The two had a rocky start to their relationship with a series of playground slurs and bizarre insults marking their initial exchanges. He called the Korean leader "rocket man" and Kim branded him a "mentally deranged US dotard". But as the days and months passed, the two indulged in what Bob Woodward's new book Rage calls a "diplomatic courtship".
From reminiscing about their first meeting to planning a future course of action, the book quotes excerpts from the letter that might not have been out of place in a romantic tale. "Let's go to a movie together. Let's go play a round of golf," one excerpt quotes Trump as saying.
Over the years, much has been made of their budding 'bromance' and many remain fascinated by the unique relationship. But the unusual friendship went beyond mere letters.
According to a recent report, President Trump had once offered his North Korean counterpart a lift home on Air Force One.
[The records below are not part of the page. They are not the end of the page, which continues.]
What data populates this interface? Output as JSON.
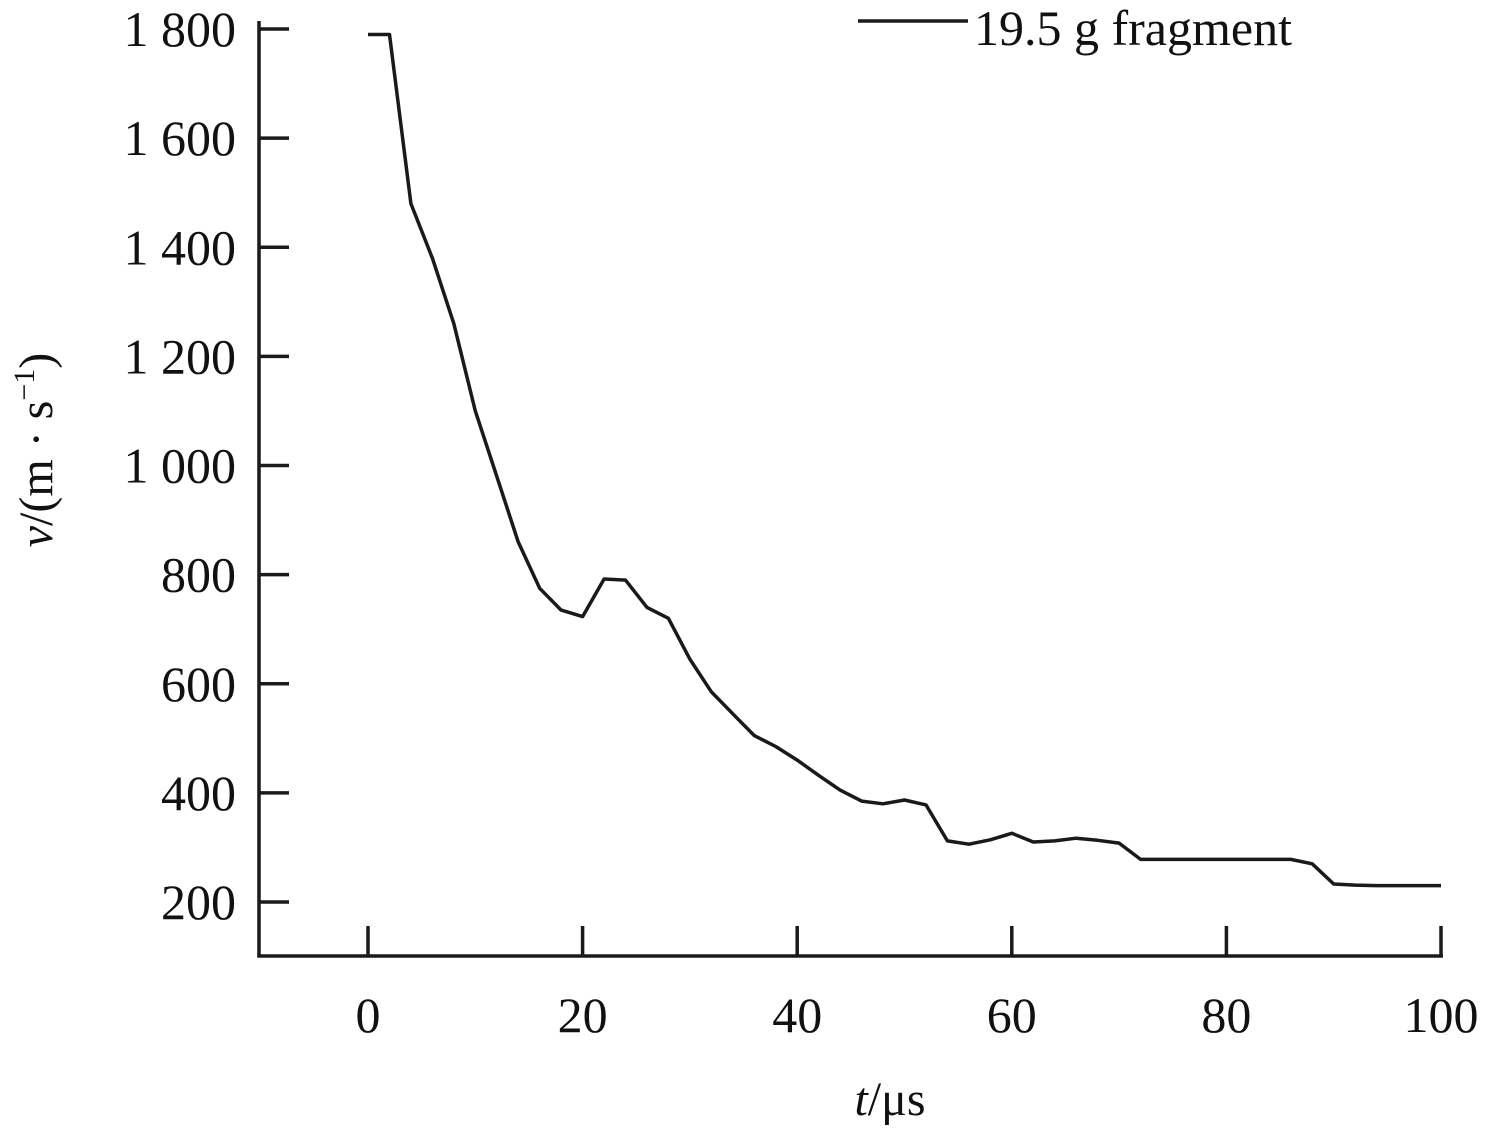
{
  "chart_data": {
    "type": "line",
    "xlabel_var": "t",
    "xlabel_unit": "/μs",
    "ylabel_var": "v",
    "ylabel_unit": "/(m · s",
    "ylabel_exp": "−1",
    "ylabel_close": ")",
    "xlim": [
      -10,
      100
    ],
    "ylim": [
      170,
      1810
    ],
    "x_ticks": [
      0,
      20,
      40,
      60,
      80,
      100
    ],
    "x_tick_labels": [
      "0",
      "20",
      "40",
      "60",
      "80",
      "100"
    ],
    "y_ticks": [
      200,
      400,
      600,
      800,
      1000,
      1200,
      1400,
      1600,
      1800
    ],
    "y_tick_labels": [
      "200",
      "400",
      "600",
      "800",
      "1 000",
      "1 200",
      "1 400",
      "1 600",
      "1 800"
    ],
    "legend_position": "top-right",
    "grid": false,
    "series": [
      {
        "name": "19.5 g fragment",
        "color": "#1a1a1a",
        "x": [
          0,
          2,
          4,
          6,
          8,
          10,
          12,
          14,
          16,
          18,
          20,
          22,
          24,
          26,
          28,
          30,
          32,
          34,
          36,
          38,
          40,
          42,
          44,
          46,
          48,
          50,
          52,
          54,
          56,
          58,
          60,
          62,
          64,
          66,
          68,
          70,
          72,
          74,
          76,
          78,
          80,
          82,
          84,
          86,
          88,
          90,
          92,
          94,
          96,
          98,
          100
        ],
        "y": [
          1790,
          1790,
          1480,
          1380,
          1260,
          1100,
          980,
          860,
          775,
          735,
          723,
          792,
          790,
          740,
          720,
          645,
          585,
          545,
          505,
          485,
          460,
          432,
          405,
          385,
          380,
          387,
          378,
          312,
          306,
          314,
          326,
          310,
          312,
          317,
          313,
          308,
          278,
          278,
          278,
          278,
          278,
          278,
          278,
          278,
          270,
          233,
          231,
          230,
          230,
          230,
          230
        ]
      }
    ]
  }
}
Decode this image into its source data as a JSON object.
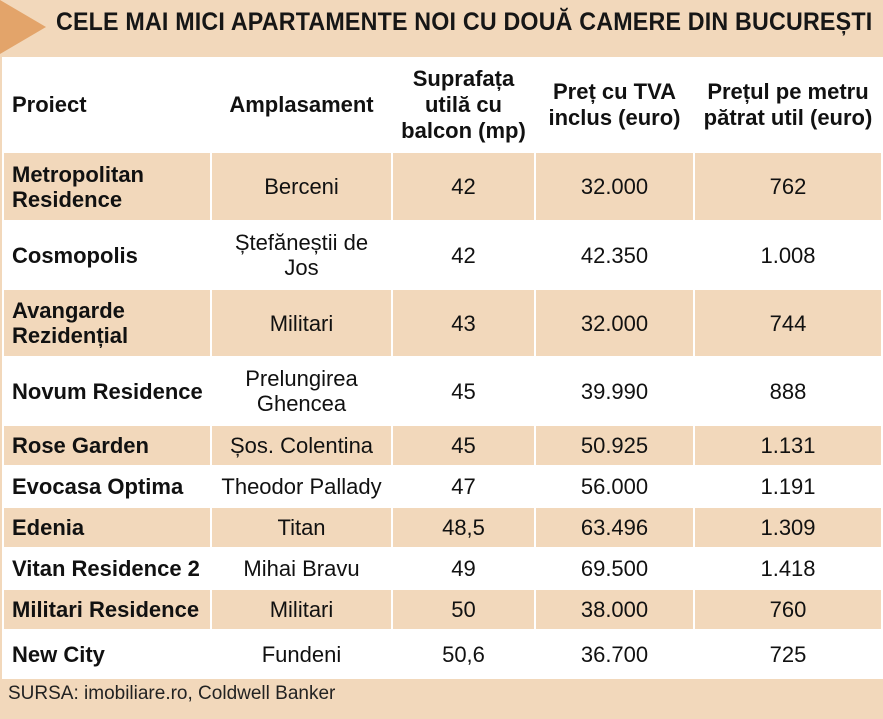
{
  "title": "CELE MAI MICI APARTAMENTE NOI CU DOUĂ CAMERE DIN BUCUREȘTI",
  "columns": [
    "Proiect",
    "Amplasament",
    "Suprafața utilă cu balcon (mp)",
    "Preț cu TVA inclus (euro)",
    "Prețul pe metru pătrat util (euro)"
  ],
  "rows": [
    {
      "proiect": "Metropolitan Residence",
      "amplasament": "Berceni",
      "suprafata": "42",
      "pret": "32.000",
      "pret_mp": "762"
    },
    {
      "proiect": "Cosmopolis",
      "amplasament": "Ștefăneștii de Jos",
      "suprafata": "42",
      "pret": "42.350",
      "pret_mp": "1.008"
    },
    {
      "proiect": "Avangarde Rezidențial",
      "amplasament": "Militari",
      "suprafata": "43",
      "pret": "32.000",
      "pret_mp": "744"
    },
    {
      "proiect": "Novum Residence",
      "amplasament": "Prelungirea Ghencea",
      "suprafata": "45",
      "pret": "39.990",
      "pret_mp": "888"
    },
    {
      "proiect": "Rose Garden",
      "amplasament": "Șos. Colentina",
      "suprafata": "45",
      "pret": "50.925",
      "pret_mp": "1.131"
    },
    {
      "proiect": "Evocasa Optima",
      "amplasament": "Theodor Pallady",
      "suprafata": "47",
      "pret": "56.000",
      "pret_mp": "1.191"
    },
    {
      "proiect": "Edenia",
      "amplasament": "Titan",
      "suprafata": "48,5",
      "pret": "63.496",
      "pret_mp": "1.309"
    },
    {
      "proiect": "Vitan Residence 2",
      "amplasament": "Mihai Bravu",
      "suprafata": "49",
      "pret": "69.500",
      "pret_mp": "1.418"
    },
    {
      "proiect": "Militari Residence",
      "amplasament": "Militari",
      "suprafata": "50",
      "pret": "38.000",
      "pret_mp": "760"
    },
    {
      "proiect": "New City",
      "amplasament": "Fundeni",
      "suprafata": "50,6",
      "pret": "36.700",
      "pret_mp": "725"
    }
  ],
  "source": "SURSA: imobiliare.ro, Coldwell Banker",
  "colors": {
    "accent": "#e3a46a",
    "band": "#f2d8bb",
    "background": "#ffffff"
  }
}
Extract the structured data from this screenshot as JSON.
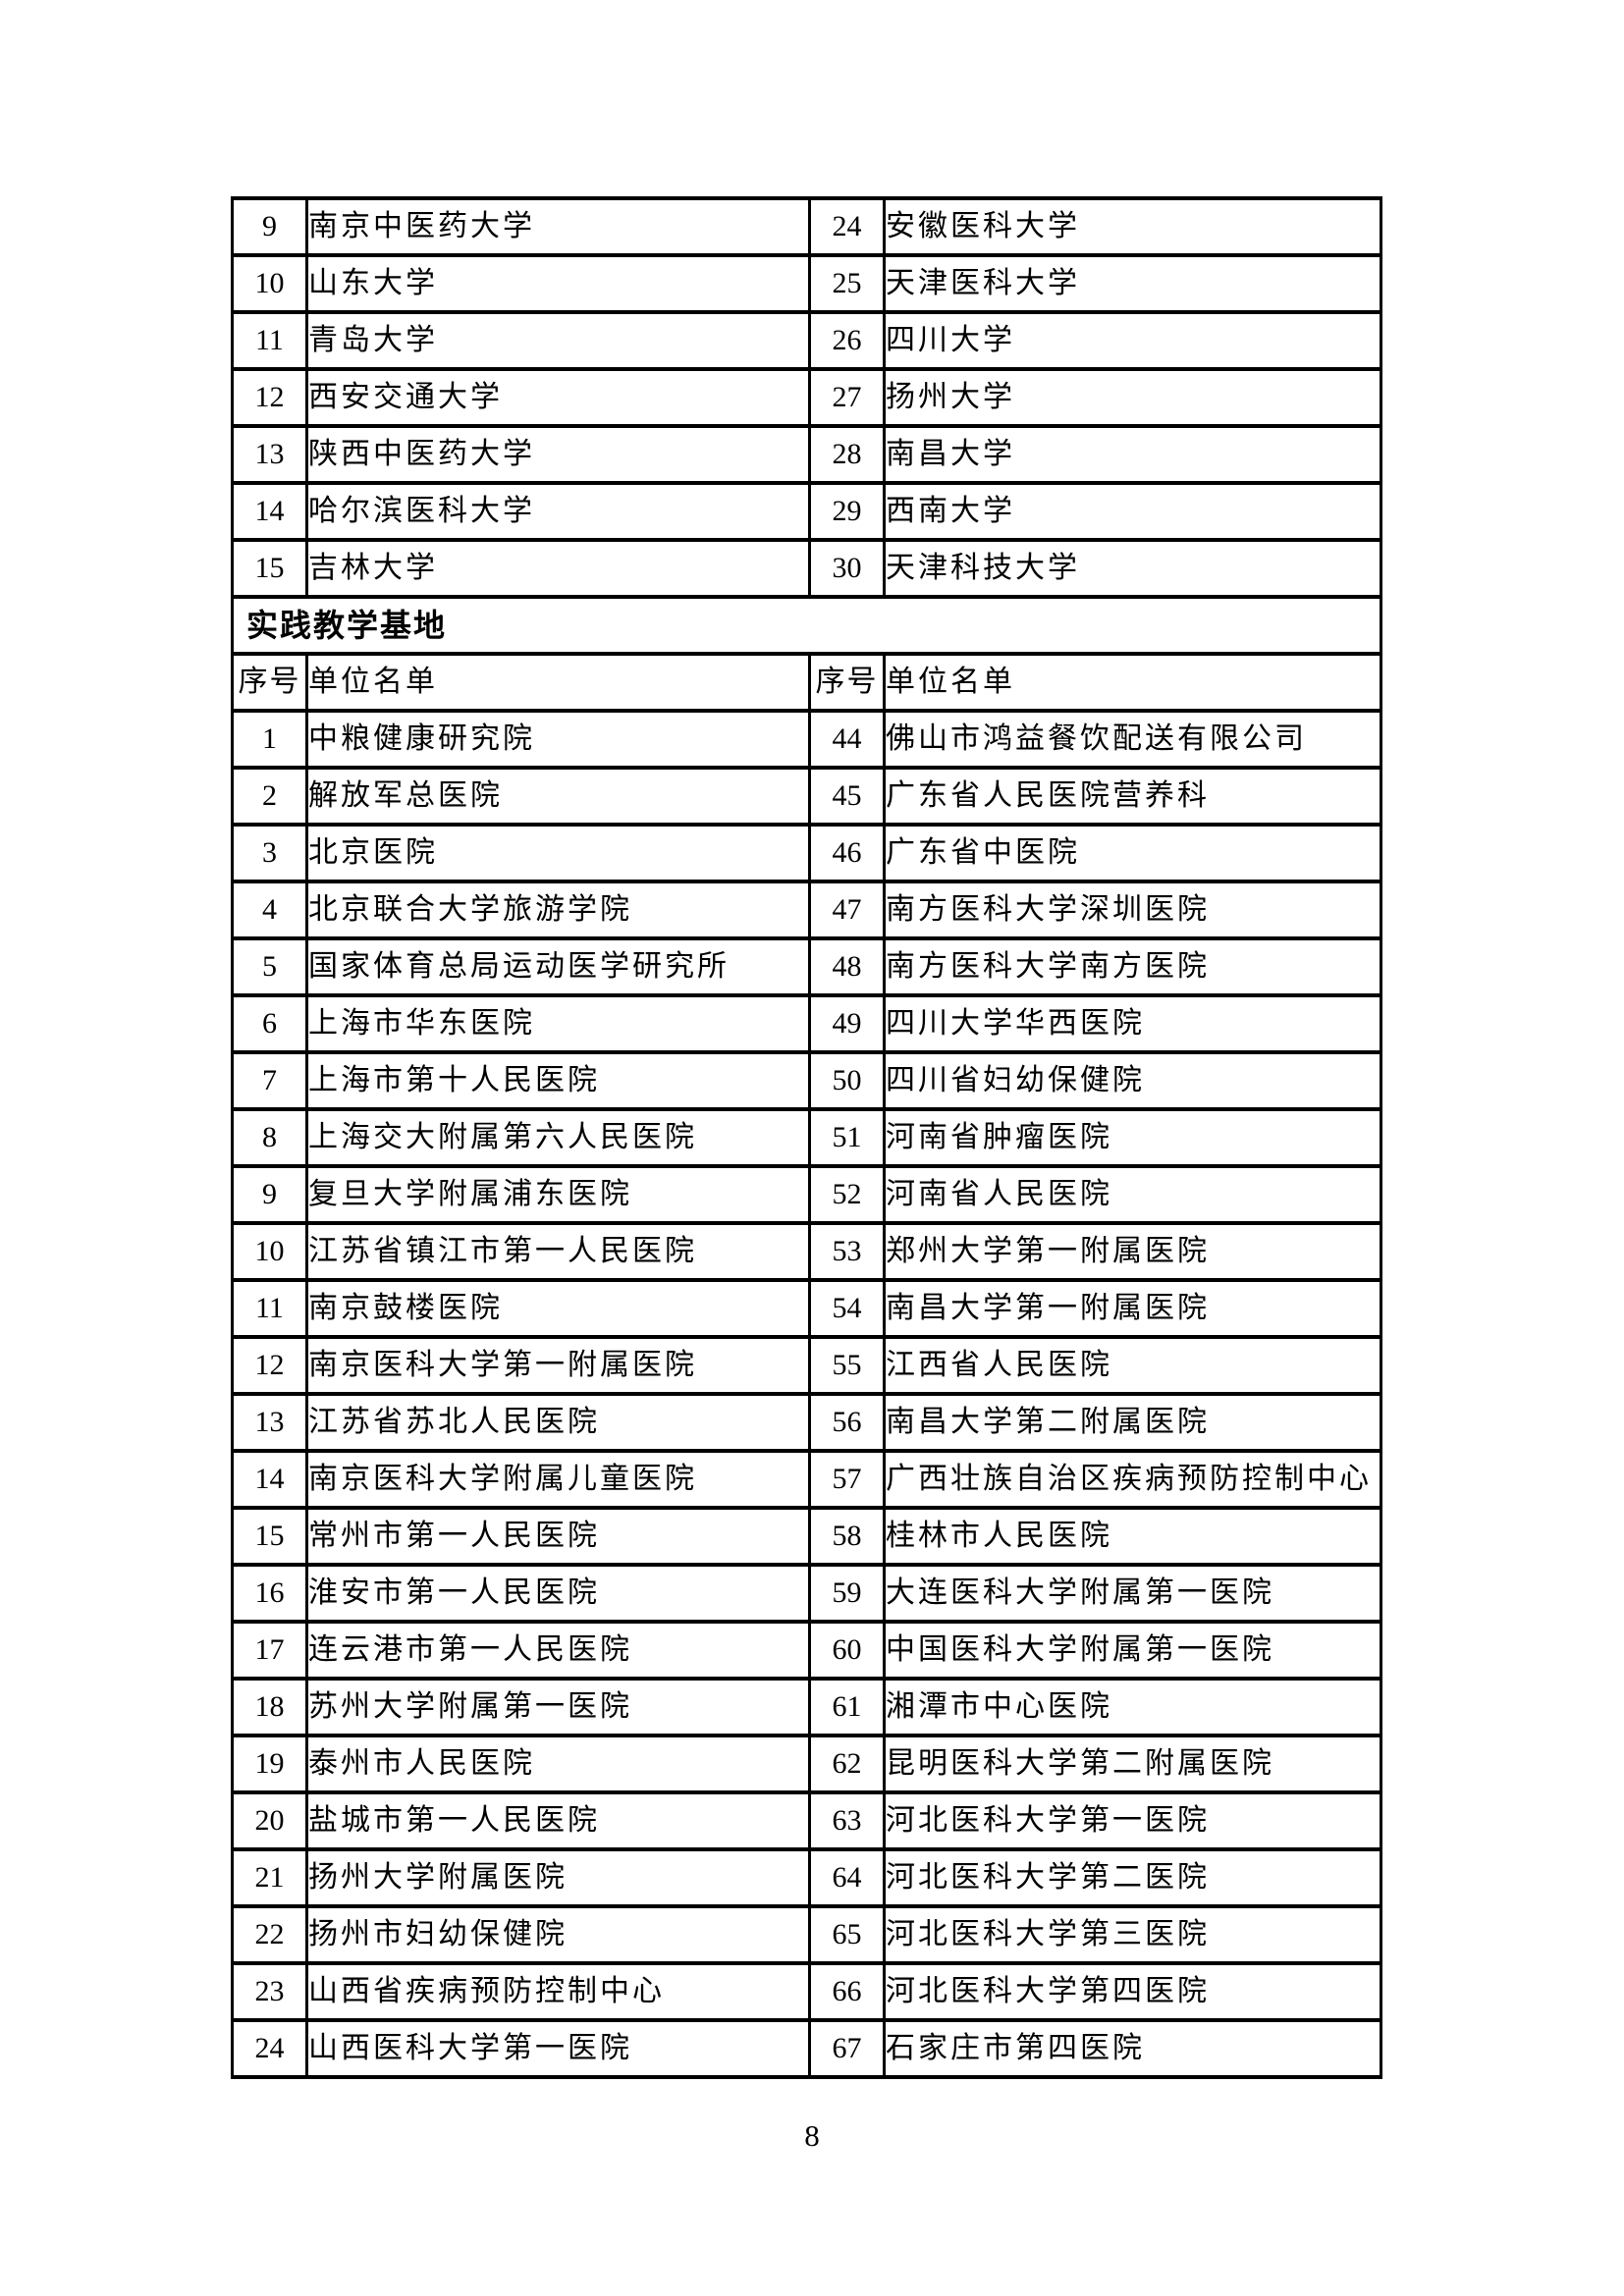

This would have meant that the North Korean leader and possibly some of his team members would have travelled in the US President's personal aircraft. Not only that, there would have been the additional security concern that came with the US President and the official plane entering North Korean airspace.
"The president knew that Kim had arrived on a multi-day train ride through China into Hanoi and the president said: 'I can get you home in two hours if you want.' Kim declined," Matthew Pottinger, the top Asia expert on Trump's National Security Council told BBC.
Incidentally, Trump is the only US President in recent history to have even briefly entered North Korea.